I think you can fix most issues by just using the 'escape' RewriteMap on the substitute, but this is far 
from practical as it needs to be set globally for the entire server. This rules it out for hosted 
environments where usually the most you get is .htaccess. Is there any reason why the built-in map 
functions (toupper, tolower, escape, unescape) still need a very redundant RewriteMap directive?
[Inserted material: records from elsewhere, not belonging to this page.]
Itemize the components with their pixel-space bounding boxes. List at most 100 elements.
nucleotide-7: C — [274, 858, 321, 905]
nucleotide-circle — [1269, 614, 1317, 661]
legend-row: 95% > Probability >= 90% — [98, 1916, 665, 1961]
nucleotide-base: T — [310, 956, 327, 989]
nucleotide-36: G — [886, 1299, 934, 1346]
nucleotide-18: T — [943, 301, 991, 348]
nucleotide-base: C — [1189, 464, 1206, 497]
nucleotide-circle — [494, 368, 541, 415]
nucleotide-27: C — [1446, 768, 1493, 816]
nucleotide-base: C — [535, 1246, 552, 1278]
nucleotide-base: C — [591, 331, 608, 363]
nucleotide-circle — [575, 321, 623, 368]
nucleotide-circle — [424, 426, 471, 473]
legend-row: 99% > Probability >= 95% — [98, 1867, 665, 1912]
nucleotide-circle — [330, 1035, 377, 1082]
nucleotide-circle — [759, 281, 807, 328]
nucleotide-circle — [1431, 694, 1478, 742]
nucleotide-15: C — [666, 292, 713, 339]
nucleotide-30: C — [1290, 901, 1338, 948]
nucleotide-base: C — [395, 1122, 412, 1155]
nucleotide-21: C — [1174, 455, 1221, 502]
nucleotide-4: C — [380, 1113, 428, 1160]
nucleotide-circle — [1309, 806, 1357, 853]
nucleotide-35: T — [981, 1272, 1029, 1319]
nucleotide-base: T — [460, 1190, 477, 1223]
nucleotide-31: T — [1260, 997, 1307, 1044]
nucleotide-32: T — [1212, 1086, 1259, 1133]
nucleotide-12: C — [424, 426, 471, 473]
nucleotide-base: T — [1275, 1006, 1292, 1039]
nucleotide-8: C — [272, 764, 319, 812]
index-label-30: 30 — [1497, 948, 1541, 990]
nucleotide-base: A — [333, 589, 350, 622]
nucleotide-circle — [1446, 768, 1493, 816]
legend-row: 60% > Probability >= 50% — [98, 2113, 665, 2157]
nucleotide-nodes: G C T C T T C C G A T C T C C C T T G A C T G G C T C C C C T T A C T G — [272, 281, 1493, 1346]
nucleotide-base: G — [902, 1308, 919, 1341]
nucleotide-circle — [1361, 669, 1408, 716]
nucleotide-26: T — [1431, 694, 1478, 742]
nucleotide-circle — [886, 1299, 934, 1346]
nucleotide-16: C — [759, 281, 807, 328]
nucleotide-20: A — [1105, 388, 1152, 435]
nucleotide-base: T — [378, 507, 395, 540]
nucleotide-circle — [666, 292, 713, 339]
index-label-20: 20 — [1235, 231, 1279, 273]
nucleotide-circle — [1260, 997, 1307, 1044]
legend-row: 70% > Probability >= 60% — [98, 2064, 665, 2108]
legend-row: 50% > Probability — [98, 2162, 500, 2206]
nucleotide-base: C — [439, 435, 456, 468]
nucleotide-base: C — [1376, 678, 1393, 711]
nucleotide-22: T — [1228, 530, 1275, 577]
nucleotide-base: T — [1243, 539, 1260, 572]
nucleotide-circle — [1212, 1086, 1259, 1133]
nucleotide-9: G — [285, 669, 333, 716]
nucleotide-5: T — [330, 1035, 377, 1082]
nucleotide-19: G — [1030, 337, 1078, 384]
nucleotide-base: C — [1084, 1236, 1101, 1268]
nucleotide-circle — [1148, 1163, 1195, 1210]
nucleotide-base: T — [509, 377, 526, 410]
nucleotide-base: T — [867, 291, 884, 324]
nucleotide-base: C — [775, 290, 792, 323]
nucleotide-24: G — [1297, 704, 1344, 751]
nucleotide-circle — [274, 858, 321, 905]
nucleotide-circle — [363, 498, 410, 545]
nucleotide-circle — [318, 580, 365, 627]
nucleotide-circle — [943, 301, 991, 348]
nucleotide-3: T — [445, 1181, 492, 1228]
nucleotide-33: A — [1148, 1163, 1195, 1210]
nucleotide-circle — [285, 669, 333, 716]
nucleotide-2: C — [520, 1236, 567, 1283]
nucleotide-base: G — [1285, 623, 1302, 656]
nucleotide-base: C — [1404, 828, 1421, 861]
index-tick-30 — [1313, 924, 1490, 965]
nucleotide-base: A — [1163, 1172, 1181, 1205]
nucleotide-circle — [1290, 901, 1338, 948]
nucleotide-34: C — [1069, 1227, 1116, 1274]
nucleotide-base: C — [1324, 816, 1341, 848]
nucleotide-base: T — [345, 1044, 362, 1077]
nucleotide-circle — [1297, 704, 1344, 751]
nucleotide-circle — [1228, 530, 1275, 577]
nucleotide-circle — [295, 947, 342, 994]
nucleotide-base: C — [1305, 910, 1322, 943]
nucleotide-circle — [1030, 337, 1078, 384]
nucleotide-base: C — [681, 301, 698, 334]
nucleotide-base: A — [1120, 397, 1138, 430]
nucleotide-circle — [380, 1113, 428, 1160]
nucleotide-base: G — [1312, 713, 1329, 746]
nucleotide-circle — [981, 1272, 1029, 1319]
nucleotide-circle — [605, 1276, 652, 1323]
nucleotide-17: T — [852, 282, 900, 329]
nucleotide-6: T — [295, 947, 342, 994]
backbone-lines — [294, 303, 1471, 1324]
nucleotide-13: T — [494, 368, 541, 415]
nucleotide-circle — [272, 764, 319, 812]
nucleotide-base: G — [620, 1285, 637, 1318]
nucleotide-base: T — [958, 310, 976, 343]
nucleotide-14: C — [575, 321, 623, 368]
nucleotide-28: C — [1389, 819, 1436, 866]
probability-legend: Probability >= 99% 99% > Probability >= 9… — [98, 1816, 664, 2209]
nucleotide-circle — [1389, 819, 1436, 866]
So I guess the optimal solution would either:
- Allow you to turn off this automatic unescaping with a rewriterule flag (or similar) in htaccess
- or Allow you to use the built-in map functions directly without requiring those redundant RewriteMap 
directives
Comment 12 Bob Ionescu 2007-01-25 19:01:41 UTC
(In reply to comment #11)
> Why does mod rewrite need to unescape these characters in the first place?
Special characters like & 
> and # do not mean the same as %26 and %23 within in the context of an URL. By
unescaping, this 
> information is being lost...

At the early beginning, when the internal request processing starts, apache
unescapes the URL-path once. This is not done by mod_rewrite, this happens
before mod_rewrite is involved and I think this is also a part of the security
concept. 

If you are using your rewrite rules in directory context, you have a filename (a
physical path, e.g. /var/www/abc) while the per-dir prefix is stripped (so
you're matching only against the local path 'abc' if your rules are stored in
/var/www/). How would you map some unescaped URL-path to the file system?
There's no way to make the unescaping process optional for a physical path in
directory context.

URL-path and QueryString have different rules for encoding. The QueryString is
left untouched (by browser [except spaces] and server) while reserved and
special chars in the URL-path must be requested hex-encoded by the client.
Apache unescapes URL-path in order to process the request.

A way to soften this problem would be a map function which encodes all
non-[a-zA-Z0-9/,._-] characters into their %FF hex representation as discussed
above.

If you need the unescaped uri with all its consequences, use the ENV
THE_REQUEST, which contains the full untouched request string like
GET /foo%20bar?foo=bar HTTP/1.1

BTW: You can also analyze $_SERVER['REQUEST_URI'] within your php script and set
the variable 'title' there. That would be another workaround for scripts (typo3
is using this method).
Comment 13 Bob Ionescu 2007-01-25 19:03:10 UTC
*** Bug 39739 has been marked as a duplicate of this bug. ***
Comment 14 Mika Lindqvist 2007-03-08 13:11:29 UTC

*** This bug has been marked as a duplicate of 23295 ***
Comment 15 Bob Ionescu 2007-03-09 10:06:06 UTC
This PR is an enhancement request to implement a new internal map function which
still needs to be written more-generic.